Kuruluşundan günümüze Lübnan Komünist Partisi

Kuruluşundan günümüze Lübnan Komünist Partisi

25-01-2020 08:50

LKP önderliğindeki Ulusal Direniş Cephesi, 3 komünist gencin İsrail ordusuna 8 kayıp verdirttiği ilk eylemi ile direnişi başlattı.

Hasan Sivri

 

Kuruluş Yılları

24 Ekim 1924’te “Halk Partisi” ismi ile yola çıkan komünistler 1927’de Komintern’e üyelikle birlikte partinin ismini Lübnan Komünist Partisi (LKP) olarak değiştirdi.

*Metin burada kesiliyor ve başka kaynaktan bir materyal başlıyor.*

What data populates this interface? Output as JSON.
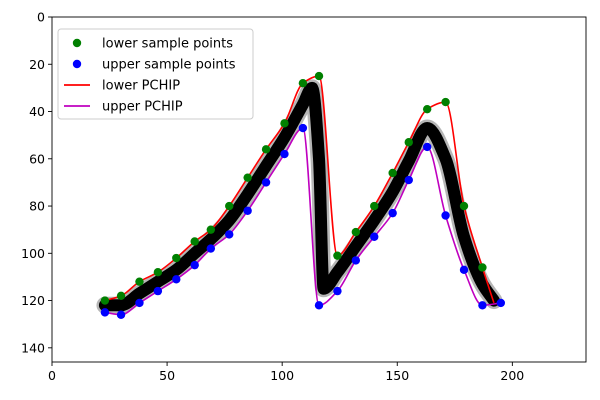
{
  "chart_data": {
    "type": "scatter",
    "xlim": [
      0,
      232
    ],
    "ylim": [
      146,
      0
    ],
    "y_inverted": true,
    "grid": false,
    "legend_placement": "top-left",
    "x_ticks": [
      0,
      50,
      100,
      150,
      200
    ],
    "y_ticks": [
      0,
      20,
      40,
      60,
      80,
      100,
      120,
      140
    ],
    "series": [
      {
        "name": "lower sample points",
        "kind": "scatter",
        "color": "#008000",
        "points": [
          [
            23,
            120
          ],
          [
            30,
            118
          ],
          [
            38,
            112
          ],
          [
            46,
            108
          ],
          [
            54,
            102
          ],
          [
            62,
            95
          ],
          [
            69,
            90
          ],
          [
            77,
            80
          ],
          [
            85,
            68
          ],
          [
            93,
            56
          ],
          [
            101,
            45
          ],
          [
            109,
            28
          ],
          [
            116,
            25
          ],
          [
            124,
            101
          ],
          [
            132,
            91
          ],
          [
            140,
            80
          ],
          [
            148,
            66
          ],
          [
            155,
            53
          ],
          [
            163,
            39
          ],
          [
            171,
            36
          ],
          [
            179,
            80
          ],
          [
            187,
            106
          ]
        ]
      },
      {
        "name": "upper sample points",
        "kind": "scatter",
        "color": "#0000ff",
        "points": [
          [
            23,
            125
          ],
          [
            30,
            126
          ],
          [
            38,
            121
          ],
          [
            46,
            116
          ],
          [
            54,
            111
          ],
          [
            62,
            105
          ],
          [
            69,
            98
          ],
          [
            77,
            92
          ],
          [
            85,
            82
          ],
          [
            93,
            70
          ],
          [
            101,
            58
          ],
          [
            109,
            47
          ],
          [
            116,
            122
          ],
          [
            124,
            116
          ],
          [
            132,
            103
          ],
          [
            140,
            93
          ],
          [
            148,
            83
          ],
          [
            155,
            69
          ],
          [
            163,
            55
          ],
          [
            171,
            84
          ],
          [
            179,
            107
          ],
          [
            187,
            122
          ],
          [
            195,
            121
          ]
        ]
      },
      {
        "name": "lower PCHIP",
        "kind": "line",
        "color": "#ff0000",
        "points": [
          [
            23,
            120
          ],
          [
            30,
            118
          ],
          [
            38,
            112
          ],
          [
            46,
            108
          ],
          [
            54,
            102
          ],
          [
            62,
            95
          ],
          [
            69,
            90
          ],
          [
            77,
            80
          ],
          [
            85,
            68
          ],
          [
            93,
            56
          ],
          [
            101,
            45
          ],
          [
            109,
            28
          ],
          [
            116,
            25
          ],
          [
            124,
            101
          ],
          [
            132,
            91
          ],
          [
            140,
            80
          ],
          [
            148,
            66
          ],
          [
            155,
            53
          ],
          [
            163,
            39
          ],
          [
            171,
            36
          ],
          [
            179,
            80
          ],
          [
            187,
            106
          ],
          [
            192,
            121
          ]
        ]
      },
      {
        "name": "upper PCHIP",
        "kind": "line",
        "color": "#bf00bf",
        "points": [
          [
            23,
            125
          ],
          [
            30,
            126
          ],
          [
            38,
            121
          ],
          [
            46,
            116
          ],
          [
            54,
            111
          ],
          [
            62,
            105
          ],
          [
            69,
            98
          ],
          [
            77,
            92
          ],
          [
            85,
            82
          ],
          [
            93,
            70
          ],
          [
            101,
            58
          ],
          [
            109,
            47
          ],
          [
            116,
            122
          ],
          [
            124,
            116
          ],
          [
            132,
            103
          ],
          [
            140,
            93
          ],
          [
            148,
            83
          ],
          [
            155,
            69
          ],
          [
            163,
            55
          ],
          [
            171,
            84
          ],
          [
            179,
            107
          ],
          [
            187,
            122
          ],
          [
            195,
            121
          ]
        ]
      }
    ],
    "background_stroke": {
      "color": "#000000",
      "points": [
        [
          23,
          122
        ],
        [
          30,
          122
        ],
        [
          38,
          117
        ],
        [
          46,
          112
        ],
        [
          54,
          107
        ],
        [
          62,
          100
        ],
        [
          69,
          94
        ],
        [
          77,
          86
        ],
        [
          85,
          75
        ],
        [
          93,
          63
        ],
        [
          101,
          51
        ],
        [
          109,
          37
        ],
        [
          113,
          30
        ],
        [
          116,
          60
        ],
        [
          118,
          115
        ],
        [
          124,
          108
        ],
        [
          132,
          97
        ],
        [
          140,
          86
        ],
        [
          148,
          74
        ],
        [
          155,
          61
        ],
        [
          163,
          47
        ],
        [
          171,
          60
        ],
        [
          179,
          93
        ],
        [
          187,
          113
        ],
        [
          192,
          120
        ]
      ]
    }
  }
}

Filistin Komünist Partisi’nin, Komintern ile ilişkilerden sorumlu üyesinin de, Lübnan Komünist Partisi’nin kuruluşuna giden ilk gizli toplantılarda yer aldığı bazı kaynaklarda geçiyor.

LKP’nin kurucuları arasında Ekim devriminden etkilenen Arap düşünürler, Fransa’da eğitim görmüş ve Fransız devriminden etkilenmiş aydınlar, sendikacılar ve işçiler vardı. Kurucuları içinde öne çıkan isimler ise “Bolşevik faaliyetleri” yüzünde Mısır’dan ‘kovulan’ Lübnan asıllı Mısırlı Fuad Şimali ve o dönem limanda çalışan genç bir mütercim olan Yusuf Yazbek yer alıyor.

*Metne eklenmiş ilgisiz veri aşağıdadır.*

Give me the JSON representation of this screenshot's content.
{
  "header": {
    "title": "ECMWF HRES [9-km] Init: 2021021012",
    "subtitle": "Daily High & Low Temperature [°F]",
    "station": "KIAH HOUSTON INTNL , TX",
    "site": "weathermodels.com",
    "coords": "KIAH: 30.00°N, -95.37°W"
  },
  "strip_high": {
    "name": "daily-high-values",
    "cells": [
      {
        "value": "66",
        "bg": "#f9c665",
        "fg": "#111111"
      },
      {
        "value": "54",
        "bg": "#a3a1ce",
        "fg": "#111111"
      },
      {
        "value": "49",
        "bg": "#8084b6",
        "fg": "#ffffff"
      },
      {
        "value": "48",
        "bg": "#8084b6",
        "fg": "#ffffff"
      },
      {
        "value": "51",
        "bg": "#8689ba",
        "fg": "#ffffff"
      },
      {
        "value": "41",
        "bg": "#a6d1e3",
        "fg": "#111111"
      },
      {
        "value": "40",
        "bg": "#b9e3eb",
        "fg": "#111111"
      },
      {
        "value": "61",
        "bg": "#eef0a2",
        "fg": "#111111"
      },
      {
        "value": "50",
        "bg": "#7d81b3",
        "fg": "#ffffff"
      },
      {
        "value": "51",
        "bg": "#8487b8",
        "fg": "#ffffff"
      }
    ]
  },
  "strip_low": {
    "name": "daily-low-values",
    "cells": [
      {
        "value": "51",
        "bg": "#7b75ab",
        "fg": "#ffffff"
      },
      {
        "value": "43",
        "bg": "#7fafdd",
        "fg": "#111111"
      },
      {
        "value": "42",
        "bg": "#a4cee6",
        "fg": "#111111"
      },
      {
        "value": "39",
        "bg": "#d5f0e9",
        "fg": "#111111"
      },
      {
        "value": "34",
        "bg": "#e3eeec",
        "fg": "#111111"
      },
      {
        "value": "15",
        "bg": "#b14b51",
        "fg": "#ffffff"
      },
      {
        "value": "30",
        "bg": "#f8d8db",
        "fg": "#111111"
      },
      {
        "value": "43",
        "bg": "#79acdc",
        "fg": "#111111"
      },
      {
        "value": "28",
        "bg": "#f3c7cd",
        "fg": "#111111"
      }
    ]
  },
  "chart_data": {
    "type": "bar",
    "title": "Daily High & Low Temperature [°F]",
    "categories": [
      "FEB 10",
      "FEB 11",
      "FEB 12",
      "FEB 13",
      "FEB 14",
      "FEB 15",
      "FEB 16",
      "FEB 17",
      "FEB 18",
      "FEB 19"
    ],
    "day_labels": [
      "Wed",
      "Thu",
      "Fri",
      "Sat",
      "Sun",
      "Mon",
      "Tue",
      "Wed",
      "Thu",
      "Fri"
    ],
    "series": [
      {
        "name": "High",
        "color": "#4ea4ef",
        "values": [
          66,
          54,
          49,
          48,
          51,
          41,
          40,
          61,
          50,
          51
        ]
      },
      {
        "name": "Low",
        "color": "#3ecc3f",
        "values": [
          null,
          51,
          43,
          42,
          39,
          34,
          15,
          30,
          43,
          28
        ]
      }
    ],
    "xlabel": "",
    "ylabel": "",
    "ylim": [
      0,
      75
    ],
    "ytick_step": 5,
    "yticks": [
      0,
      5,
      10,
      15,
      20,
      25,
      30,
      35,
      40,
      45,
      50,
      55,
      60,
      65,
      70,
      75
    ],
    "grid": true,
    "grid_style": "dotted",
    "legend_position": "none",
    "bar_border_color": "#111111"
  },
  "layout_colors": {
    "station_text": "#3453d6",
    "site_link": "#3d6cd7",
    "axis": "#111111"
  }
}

LKP ayrıca işçi haklarını programına alan ve çalışma saatlerinin belirlenmesine dair çağrıyı yapan bölgedeki ilk partiydi. LKP’nin buna dair sloganı şöyleydi: 8 saat iş, 8 saat öğrenim/gezinti ve 8 saat uyku.

Parti, o dönem Fransız mandası altında bulunan bölgede (Suriye, Lübnan ve İskenderun Sancağı) tüm komünistlerin partisiydi. Ayrıca Lübnan’ın en eski partisi olarak çok kültürlü ve kimlikli olan Lübnan’ın tüm halklarını kapsayan kitlesi vardı. Fransız işgaline direnen halk öncüleri, Lübnan Komünist Partisi üyesiydi. Dolayısıyla LKP de bölgenin kitle partisiydi.

Suriye Komünist Partisi’nin (SKP) kuruluşunun da aynı tarihe ve gelişmelere bağlandığını, 1944’te iki ayrı ismi alana kadar LKP ile beraber hareket ettiğini  ve SKP’nin pratikte LKP ile birlikte büyüdüğünü not etmek gerekmektedir.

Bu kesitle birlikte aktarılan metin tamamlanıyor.